An algorithm that relies on inverse document frequency (IDF) and keyword matching to provide relevant suggestions during reply construction

 In search for a method to decrease time spent responding to emails, Georgia Tech inventors have developed DejaVu, an algorithm that relies on inverse document frequency (IDF) and keyword matching to provide relevant suggestions during reply construction. DejaVu’s system architecture includes its client, information curator, and its information database. The DejaVu client is located on the user’s smartphone and interacts with the Information Curator on the cloud. The Information Curator maintains the Information Database and retrieves suggestions from it. 

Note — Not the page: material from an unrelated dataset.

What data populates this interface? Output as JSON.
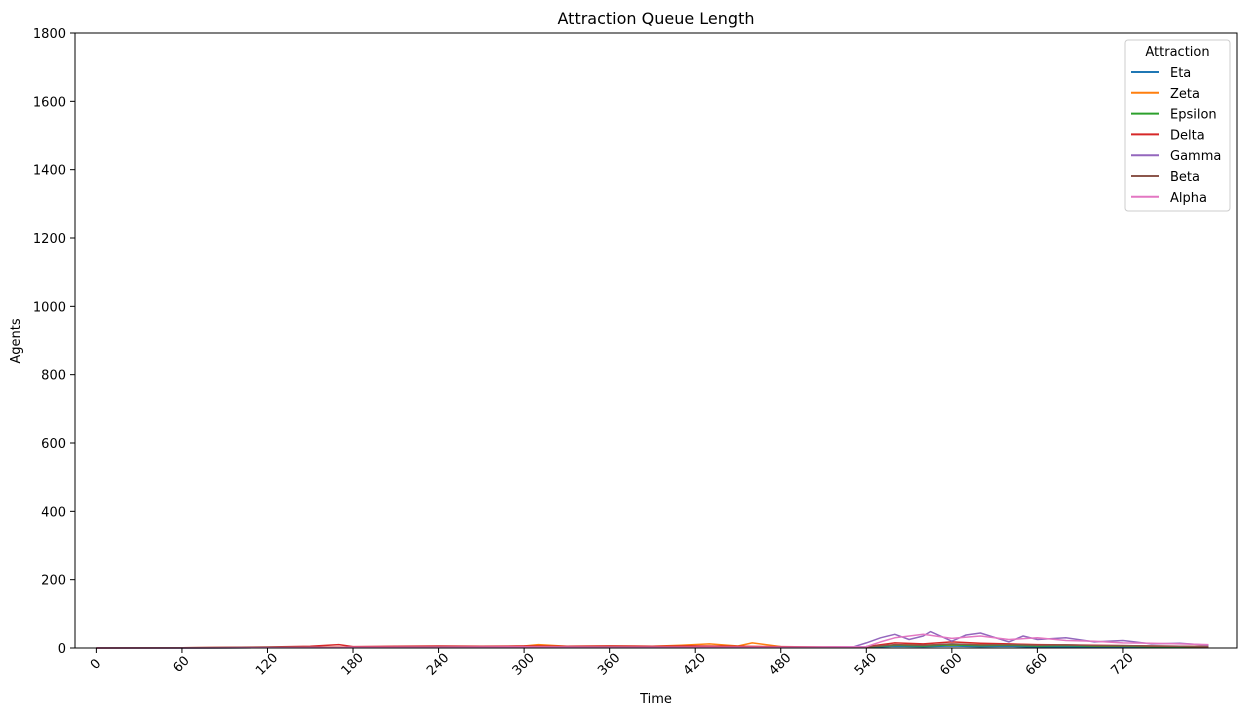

The Information Curator parses emails in their entirety and stores them in the Information Database. Each entry in the database is indexed by a set of keywords extracted from it. The text of an entry in the information database is initially converted to lowercase and then split into constituent words, W(i). To capture the core context of the text in the index and to avoid duplicates of words that are close in meaning with each other, every word in W(i) is trimmed to its root. Each entry in the information database is then indexed on the set of roots of words in W(i). The email whose suggestions are to be extracted is parsed and the core context in the form of a list of keywords is extracted from it. The Information Curator then matches the keyword with the index of entries in the information database. The DejaVu client then uses a hybrid push/pull model for retrieving suggestions from the Information Curator.

Solution Advantages
  • Potential to decrease time spent replying to emails
  • Reply suggestions are relevant due to robust information curator and database in the system architecture
Potential Commercial Applications
  • Any email client-  Gmail, Outlook, Apple Mail, etc.- The user using these email clients can subscribe to the reply prediction service. It can also be provided as a stand lone cloud service to the users
Background and More Information

In spite of many other emerging means of communication such as social networking platforms, instant messaging (IM), and mobile IM, emailing continues to remain the most pervasive form of communication within enterprises. The number of emails sent/received per day within enterprises is expected to grow to 139.4 billion emails by the year 2018. The average enterprise employee sent/received 126 emails per day in 2015. This deluge of emails results in an average enterprise worker spending 28% of their work time in reading and responding to emails, a substantial fraction.